Shortly after that, her dance teacher went on "vacation", and they got a very strict substitute teacher that whipped the class into shape (I think they were a tough group of little girls to work with - very distracted and giggly).  So they got "The Swamp" after all, and the dance was beautiful at the recital.

Thursday, June 2, 2016

Something new at last


I love the way vegetables sneak up on you.  When you first plant the seeds, the harvest seems so vague and far away.  The little plants start out so small, and for a long time it seems they will never get any bigger.  Then suddenly there they are - all ready to pick, hiding away in the leaves.  It's sort of how children grow up, too - it seems they will be little forever, and then suddenly they are taller than you.

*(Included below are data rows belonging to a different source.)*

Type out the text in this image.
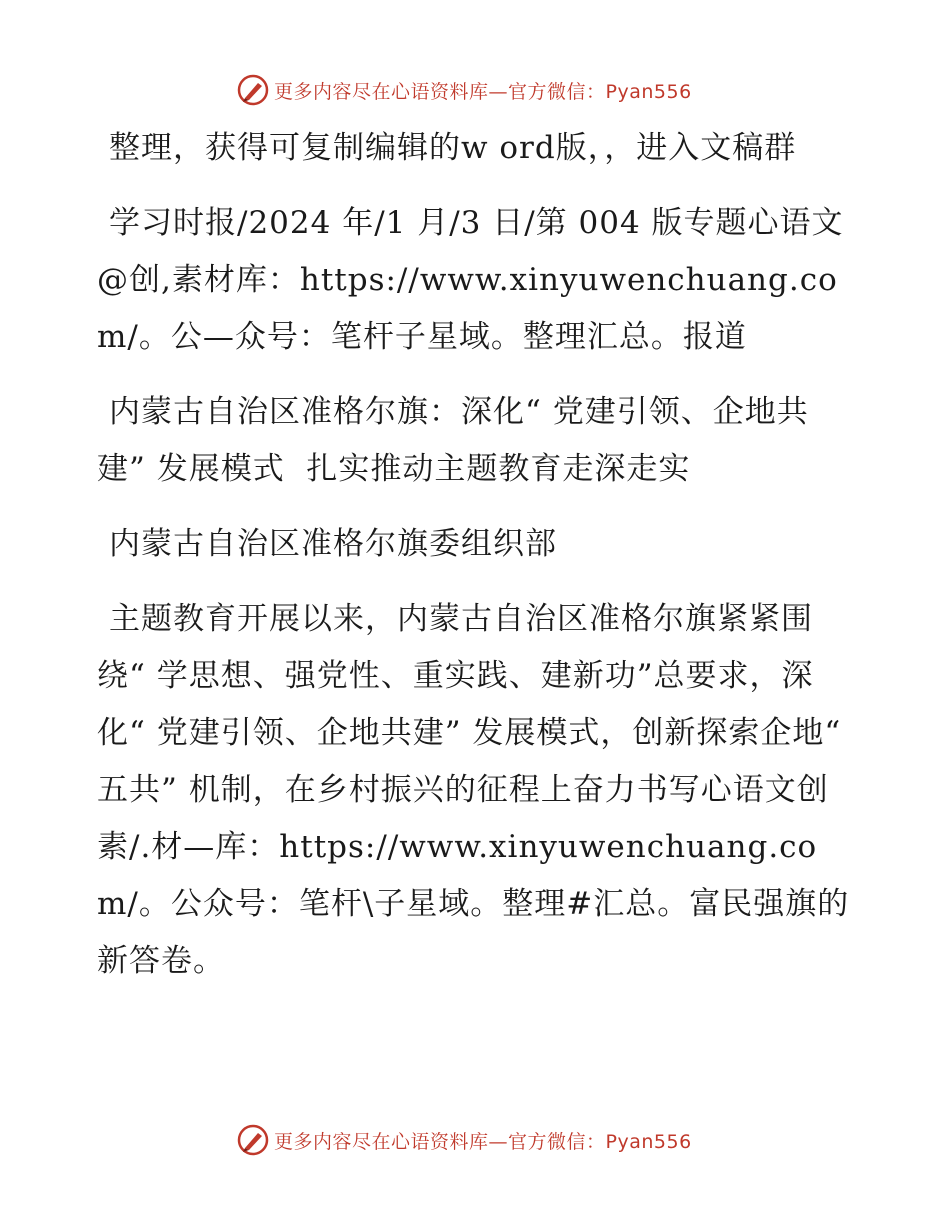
更多内容尽在心语资料库—官方微信：Pyan556

整理，获得可复制编辑的w ord版，，进入文稿群

学习时报/2024 年/1 月/3 日/第 004 版专题心语文@创,素材库：https://www.xinyuwenchuang.com/。公—众号：笔杆子星域。整理汇总。报道

内蒙古自治区准格尔旗：深化“ 党建引领、企地共建” 发展模式  扎实推动主题教育走深走实

内蒙古自治区准格尔旗委组织部

主题教育开展以来，内蒙古自治区准格尔旗紧紧围绕“ 学思想、强党性、重实践、建新功”总要求，深化“ 党建引领、企地共建” 发展模式，创新探索企地“ 五共” 机制，在乡村振兴的征程上奋力书写心语文创素/.材—库：https://www.xinyuwenchuang.com/。公众号：笔杆\子星域。整理#汇总。富民强旗的新答卷。

更多内容尽在心语资料库—官方微信：Pyan556
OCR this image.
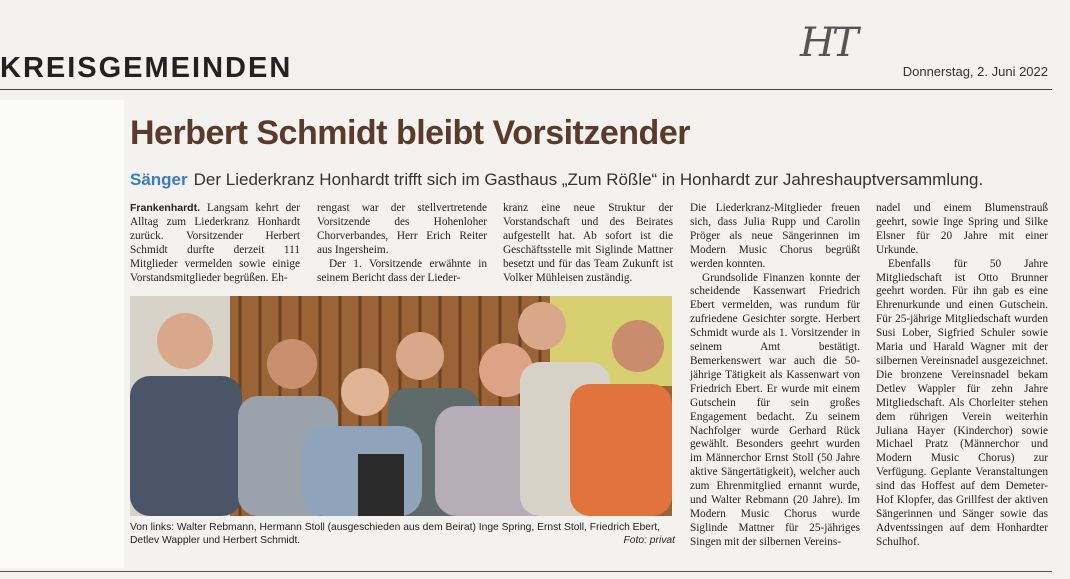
KREISGEMEINDEN
HT
Donnerstag, 2. Juni 2022
Herbert Schmidt bleibt Vorsitzender
Sänger Der Liederkranz Honhardt trifft sich im Gasthaus „Zum Rößle“ in Honhardt zur Jahreshauptversammlung.

Frankenhardt. Langsam kehrt der Alltag zum Liederkranz Honhardt zurück. Vorsitzender Herbert Schmidt durfte derzeit 111 Mitglieder vermelden sowie einige Vorstandsmitglieder begrüßen. Eh-

rengast war der stellvertretende Vorsitzende des Hohenloher Chorverbandes, Herr Erich Reiter aus Ingersheim.

Der 1. Vorsitzende erwähnte in seinem Bericht dass der Lieder-

kranz eine neue Struktur der Vorstandschaft und des Beirates aufgestellt hat. Ab sofort ist die Geschäftsstelle mit Siglinde Mattner besetzt und für das Team Zukunft ist Volker Mühleisen zuständig.

Von links: Walter Rebmann, Hermann Stoll (ausgeschieden aus dem Beirat) Inge Spring, Ernst Stoll, Friedrich Ebert, Detlev Wappler und Herbert Schmidt.	Foto: privat

Die Liederkranz-Mitglieder freuen sich, dass Julia Rupp und Carolin Pröger als neue Sängerinnen im Modern Music Chorus begrüßt werden konnten.

Grundsolide Finanzen konnte der scheidende Kassenwart Friedrich Ebert vermelden, was rundum für zufriedene Gesichter sorgte. Herbert Schmidt wurde als 1. Vorsitzender in seinem Amt bestätigt. Bemerkenswert war auch die 50-jährige Tätigkeit als Kassenwart von Friedrich Ebert. Er wurde mit einem Gutschein für sein großes Engagement bedacht. Zu seinem Nachfolger wurde Gerhard Rück gewählt. Besonders geehrt wurden im Männerchor Ernst Stoll (50 Jahre aktive Sängertätigkeit), welcher auch zum Ehrenmitglied ernannt wurde, und Walter Rebmann (20 Jahre). Im Modern Music Chorus wurde Siglinde Mattner für 25-jähriges Singen mit der silbernen Vereins-

nadel und einem Blumenstrauß geehrt, sowie Inge Spring und Silke Elsner für 20 Jahre mit einer Urkunde.

Ebenfalls für 50 Jahre Mitgliedschaft ist Otto Brunner geehrt worden. Für ihn gab es eine Ehrenurkunde und einen Gutschein. Für 25-jährige Mitgliedschaft wurden Susi Lober, Sigfried Schuler sowie Maria und Harald Wagner mit der silbernen Vereinsnadel ausgezeichnet. Die bronzene Vereinsnadel bekam Detlev Wappler für zehn Jahre Mitgliedschaft. Als Chorleiter stehen dem rührigen Verein weiterhin Juliana Hayer (Kinderchor) sowie Michael Pratz (Männerchor und Modern Music Chorus) zur Verfügung. Geplante Veranstaltungen sind das Hoffest auf dem Demeter-Hof Klopfer, das Grillfest der aktiven Sängerinnen und Sänger sowie das Adventssingen auf dem Honhardter Schulhof.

At last we have something other than collard greens and blueberries (not complaining about the blueberries).  Tomatillos for salsa, cucumbers, cherry tomatoes, summer squash.  The Roma beans were especially sneaky.  I kept looking at them from a distance, wondering when they would have any beans.  It wasn't until I weeded around the bed that I realized they were covered in beans that desperately needed picked.

 

The garden is still under construction.  There are still several weedy paths to mulch, the Dudley Farm corn and the millet need planted, and I still have so many cassava stalks I could plant.  Now that the summer rains have begun, it will be harder to work in the garden in the evenings, so it might never be done.

I usually plan an enormous garden - one that will overwhelm us with vegetables that must be passed along to friends and family.  This year of course I did the same - on paper - but when it came to building it, I realized some compromises would have to be made.  We are just too busy this season.  So I planted just enough.  And in some cases the just enough has turned out to be hardly any at all.  And yet it will still feed us, if we make thriftiness a virtue.

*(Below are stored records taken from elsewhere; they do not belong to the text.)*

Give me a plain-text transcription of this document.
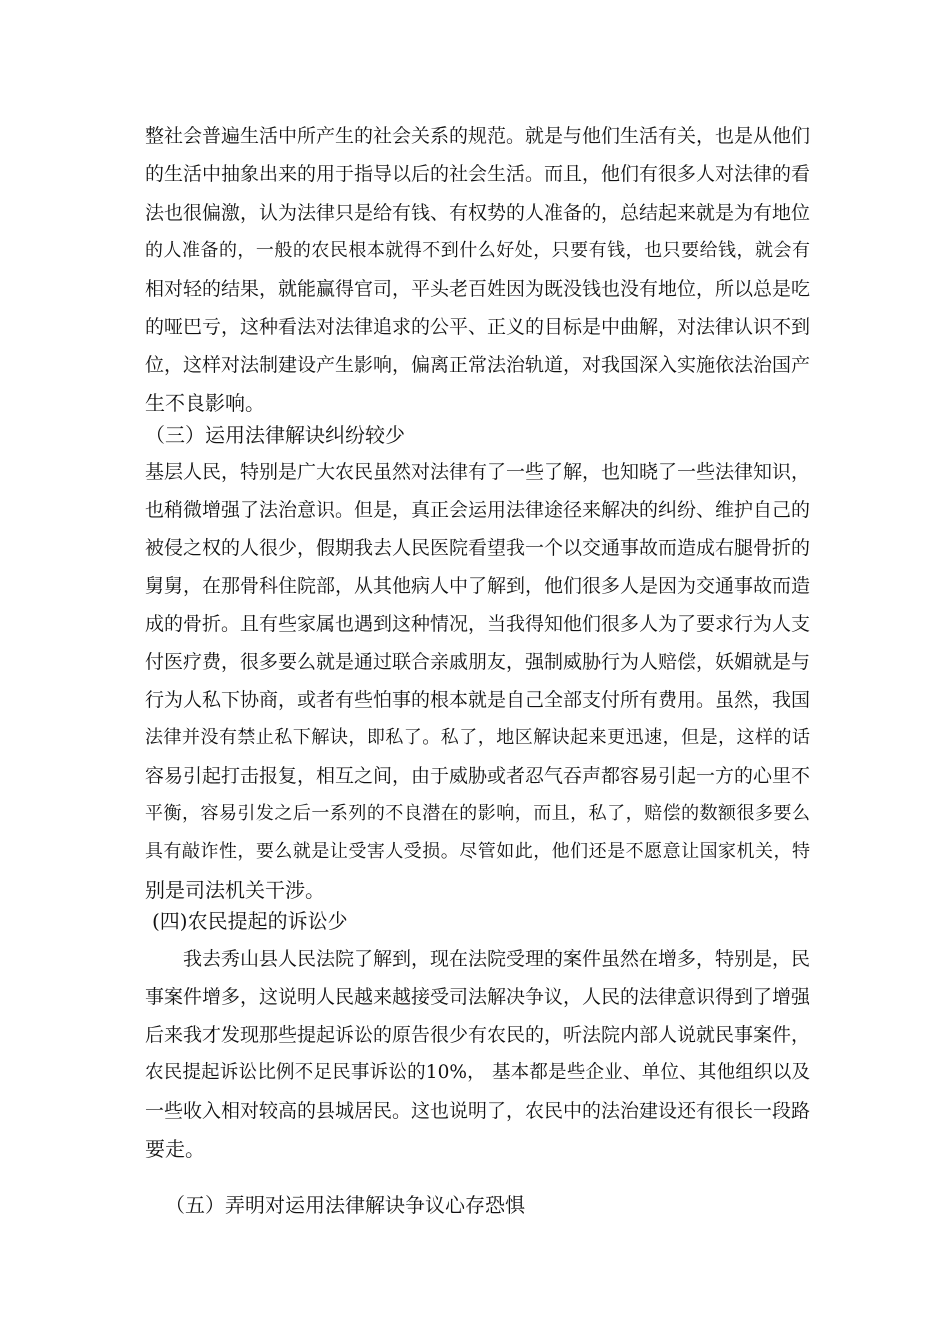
整社会普遍生活中所产生的社会关系的规范。就是与他们生活有关，也是从他们
的生活中抽象出来的用于指导以后的社会生活。而且，他们有很多人对法律的看
法也很偏激，认为法律只是给有钱、有权势的人准备的，总结起来就是为有地位
的人准备的，一般的农民根本就得不到什么好处，只要有钱，也只要给钱，就会有
相对轻的结果，就能赢得官司，平头老百姓因为既没钱也没有地位，所以总是吃
的哑巴亏，这种看法对法律追求的公平、正义的目标是中曲解，对法律认识不到
位，这样对法制建设产生影响，偏离正常法治轨道，对我国深入实施依法治国产
生不良影响。
（三）运用法律解诀纠纷较少
基层人民，特别是广大农民虽然对法律有了一些了解，也知晓了一些法律知识，
也稍微增强了法治意识。但是，真正会运用法律途径来解决的纠纷、维护自己的
被侵之权的人很少，假期我去人民医院看望我一个以交通事故而造成右腿骨折的
舅舅，在那骨科住院部，从其他病人中了解到，他们很多人是因为交通事故而造
成的骨折。且有些家属也遇到这种情况，当我得知他们很多人为了要求行为人支
付医疗费，很多要么就是通过联合亲戚朋友，强制威胁行为人赔偿，妖媚就是与
行为人私下协商，或者有些怕事的根本就是自己全部支付所有费用。虽然，我国
法律并没有禁止私下解诀，即私了。私了，地区解诀起来更迅速，但是，这样的话
容易引起打击报复，相互之间，由于威胁或者忍气吞声都容易引起一方的心里不
平衡，容易引发之后一系列的不良潜在的影响，而且，私了，赔偿的数额很多要么
具有敲诈性，要么就是让受害人受损。尽管如此，他们还是不愿意让国家机关，特
别是司法机关干涉。
(四)农民提起的诉讼少
我去秀山县人民法院了解到，现在法院受理的案件虽然在增多，特别是，民
事案件增多，这说明人民越来越接受司法解决争议，人民的法律意识得到了增强
后来我才发现那些提起诉讼的原告很少有农民的，听法院内部人说就民事案件，
农民提起诉讼比例不足民事诉讼的10%， 基本都是些企业、单位、其他组织以及
一些收入相对较高的县城居民。这也说明了，农民中的法治建设还有很长一段路
要走。
（五）弄明对运用法律解诀争议心存恐惧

What I mean by that is to make the most of things.  Not just with perspective, but literally make the most of things.  It means noticing and appreciating things we would normally ignore, like the wild callaloo in the garden, or the cassava and sweet potato greens.  We had a year like this last year, too.  While we were travelling, a good part of the garden died from neglect.  We had to be content with what we had....and once I got over the disappointment of not having a huge, beautiful, productive garden, I realized it was still enough.   (Almost a radical idea in a culture of consumerism and over-consumption).  I ended up happy that the garden worked out the way it did, because it forced me to be creative and to try new things that turned out to be really good.

So even though it isn't quite the garden of my dreams, I have confidence that it will provide, not only the bare minimum, but really, truly cover the table.

Wednesday, June 1, 2016

Onions!





Some tears were shed this week as we harvested the onions to make space for the Dudley farm corn, which will hopefully be planted this weekend.  These onions are strong, and I unthinkingly rubbed one of my eyes after pulling several armfuls.

We got a lot of each kind - red, white and yellow, and they are drying under the barn.  We've never had onions get to this stage yet - usually we eat them all or last year they rotted because I planted them between other things, and it was a choice between watering the onions and having them rot, or letting the rest of the spring vegetables wither up and die.  Ah...the lessons from gardening!

Last fall we were very ambitious with the onions, because homegrown onions are just so good!  I put them up in their own spot that hasn't been irrigated at all, and we've lost very few.  I don't know how long they will keep, but if they keep well, this will be onions for quite awhile.